Honda has an enviable racing pedigree. It became the official engine supplier to the Moto2 class in 2010, using powerplants based on the CBR600, but the latest developments are designed to make it friendlier on real-world roads.
Thus new inverted Showa forks with suspension aimed at better damping and increased stability under hard cornering, lightweight cast-aluminium wheels similar to the Fireblade's, and a remapped ECU to improve response throughout the rev range. Even the frame was tweaked, with the parts furthest from the central mass now lighter, to assist agility.
The bodywork's sharper too, Honda citing aero lessons learned in MotoGP so the bike cuts through the air more efficiently. The package is rounded out by twin 310mm brake discs up front and a single 220mm rear disc, sintered pads, and an electronic steering damper that reacts to speed and throttle aperture.
That engine's a 599cc liquid-cooled 16-valve inline four-cylinder unit with two injectors per cylinder, one operating at low revs and the other chiming in above 4800rpm if the throttle's more than 25 per cent open. Output is 88kW at 13,500rpm and 66Nm at 11,350rpm. Which means this 196kg bike delivers 0.44kW per kilogram - compare that to a Ferrari 458 at 0.3, and consider this machine redlines at 15,000rpm, and you realise it could be an animal to control in real-world conditions.
Not so, said impressed Jeffery, who was especially captivated by this suspension.
"It's one of the most rock-steady front ends going into corners I've ever had - and that's on a public road, it'd be even better on a race track. It's very responsive and the brakes are fantastic.
"They're linked, with ABS, but you just put that out of your mind and use them. They work fantastically - you could write whole paragraphs about how they work and how they vary the front-to-rear response, but all you need to know is it brakes very effectively, with really good front-to-rear balance without you having to think about it.
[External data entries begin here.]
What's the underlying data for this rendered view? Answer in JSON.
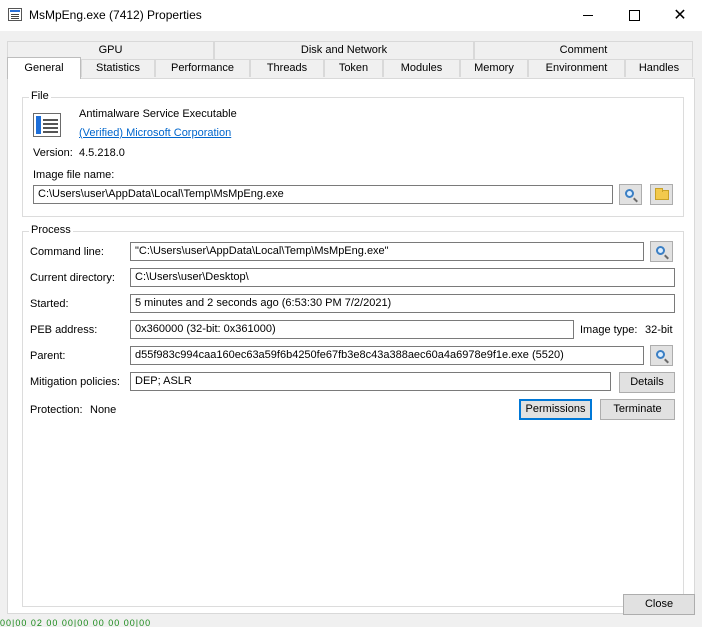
{
  "window": {
    "title": "MsMpEng.exe (7412) Properties",
    "controls": {
      "minimize": "minimize-icon",
      "maximize": "maximize-icon",
      "close": "close-icon"
    }
  },
  "tabs": {
    "row1": [
      "GPU",
      "Disk and Network",
      "Comment"
    ],
    "row2": [
      "General",
      "Statistics",
      "Performance",
      "Threads",
      "Token",
      "Modules",
      "Memory",
      "Environment",
      "Handles"
    ],
    "active": "General"
  },
  "file": {
    "legend": "File",
    "description": "Antimalware Service Executable",
    "company": "(Verified) Microsoft Corporation",
    "version_label": "Version:",
    "version": "4.5.218.0",
    "image_label": "Image file name:",
    "image_path": "C:\\Users\\user\\AppData\\Local\\Temp\\MsMpEng.exe",
    "icons": {
      "search": "magnifier-icon",
      "folder": "folder-icon",
      "app": "application-icon"
    }
  },
  "process": {
    "legend": "Process",
    "command_line_label": "Command line:",
    "command_line": "\"C:\\Users\\user\\AppData\\Local\\Temp\\MsMpEng.exe\"",
    "current_dir_label": "Current directory:",
    "current_dir": "C:\\Users\\user\\Desktop\\",
    "started_label": "Started:",
    "started": "5 minutes and 2 seconds ago (6:53:30 PM 7/2/2021)",
    "peb_label": "PEB address:",
    "peb": "0x360000 (32-bit: 0x361000)",
    "image_type_label": "Image type:",
    "image_type": "32-bit",
    "parent_label": "Parent:",
    "parent": "d55f983c994caa160ec63a59f6b4250fe67fb3e8c43a388aec60a4a6978e9f1e.exe (5520)",
    "mitigation_label": "Mitigation policies:",
    "mitigation": "DEP; ASLR",
    "details_button": "Details",
    "protection_label": "Protection:",
    "protection": "None",
    "permissions_button": "Permissions",
    "terminate_button": "Terminate"
  },
  "footer": {
    "close_button": "Close",
    "background_strip": "00|00 02 00 00|00 00 00 00|00"
  },
  "colors": {
    "accent": "#0078d7",
    "link": "#0066cc",
    "dialog_bg": "#f0f0f0"
  }
}
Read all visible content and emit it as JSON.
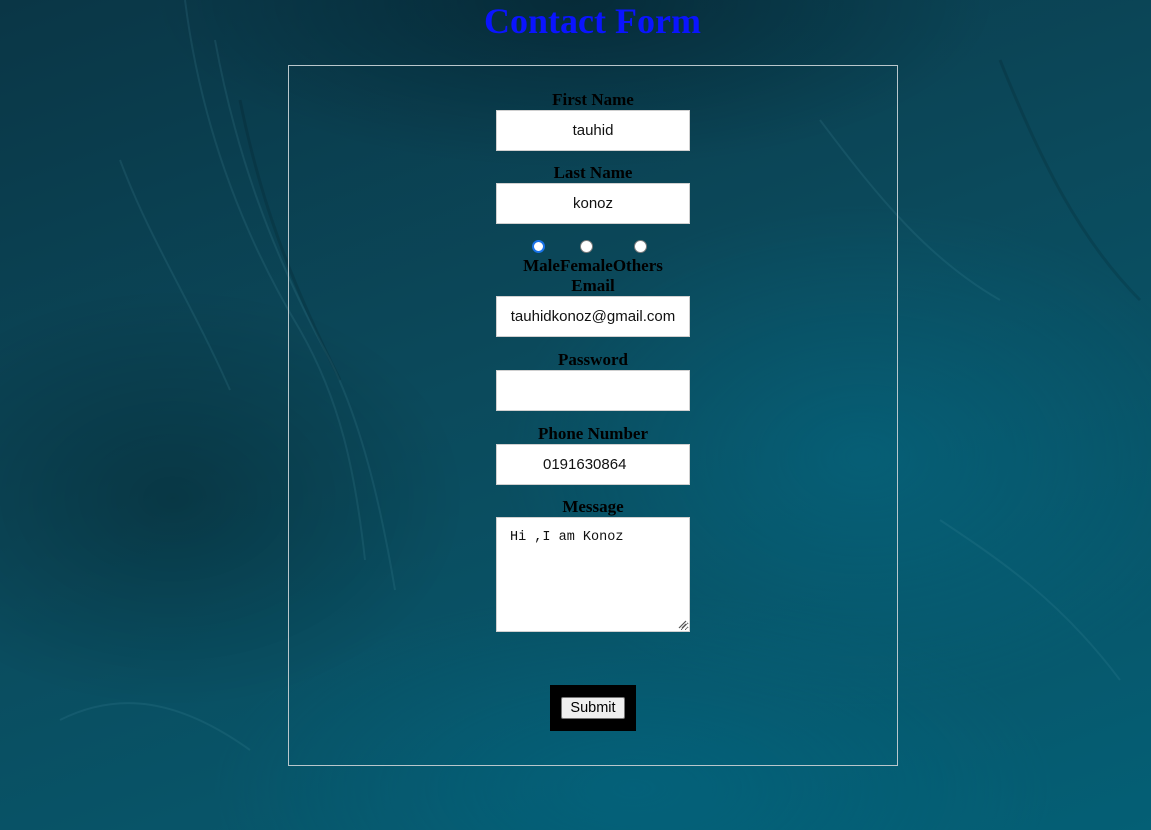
{
  "page": {
    "title": "Contact Form"
  },
  "form": {
    "first_name": {
      "label": "First Name",
      "value": "tauhid"
    },
    "last_name": {
      "label": "Last Name",
      "value": "konoz"
    },
    "gender": {
      "options": [
        {
          "label": "Male",
          "checked": true
        },
        {
          "label": "Female",
          "checked": false
        },
        {
          "label": "Others",
          "checked": false
        }
      ],
      "labels_text": "MaleFemaleOthers"
    },
    "email": {
      "label": "Email",
      "value": "tauhidkonoz@gmail.com"
    },
    "password": {
      "label": "Password",
      "value": ""
    },
    "phone": {
      "label": "Phone Number",
      "value": "0191630864"
    },
    "message": {
      "label": "Message",
      "value": "Hi ,I am Konoz"
    },
    "submit_label": "Submit"
  },
  "colors": {
    "title": "#0a14ff",
    "background": "#07404f",
    "radio_accent": "#1a73e8"
  }
}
Obviously for racing you'd take it off to save weight, but on the road it makes it so useable, and it flatters your riding."
Even at 1.8m tall he found the riding position wasn't too extreme. And as for the engine, his initial impression - on a bike that had then clocked just 150km - was that it was almost too tractable and insufficiently powerful at low revs, and too twitchy at high. But after a few days aboard he was impressed.
"At 5500rpm in top it's barely idling and it's a whole new realm to get used to [after his own 1000cc-twin]. You have to stop looking at numbers - there's power all the way through and it's smooth all the way through," he said.
"Wind it on and it just keeps building in a very linear way and by 11, 12, 13,000rpm you're just in warp drive. By then you're going really fast. It's beguiling, you wind the throttle on and it just responds, and you have to remember that it's a race bike, and for that it's perfect.
"It's smooth and linear round town and you can ride it at 4000 or 5000rpm all day with more than enough power, and without it suddenly taking off if you hit a bump."
Jeffery had only two quibbles - the bike's too quiet (Honda says intake noise was cut by 3dB), and the screen's low angle, though perfect for a racing crouch.
"(The screen) was great at protecting my hands from wind but the screen cuts the instrument view - which doesn't matter in the context of a race bike," he said.
Jeffery's last ride was with a companion on a 1200 Multistrada Ducati.
"The 600 left him behind round corners, he'd come out quicker with more mid-range punch if I had the revs low, but at high revs it kept up everywhere and skimmed more quickly and confidently through corners."
And the final word on the $21,995 Honda CBR600RR?
"Does everything well, without the cost of the big bikes and with the added bonus that it's a giant-killer on the track."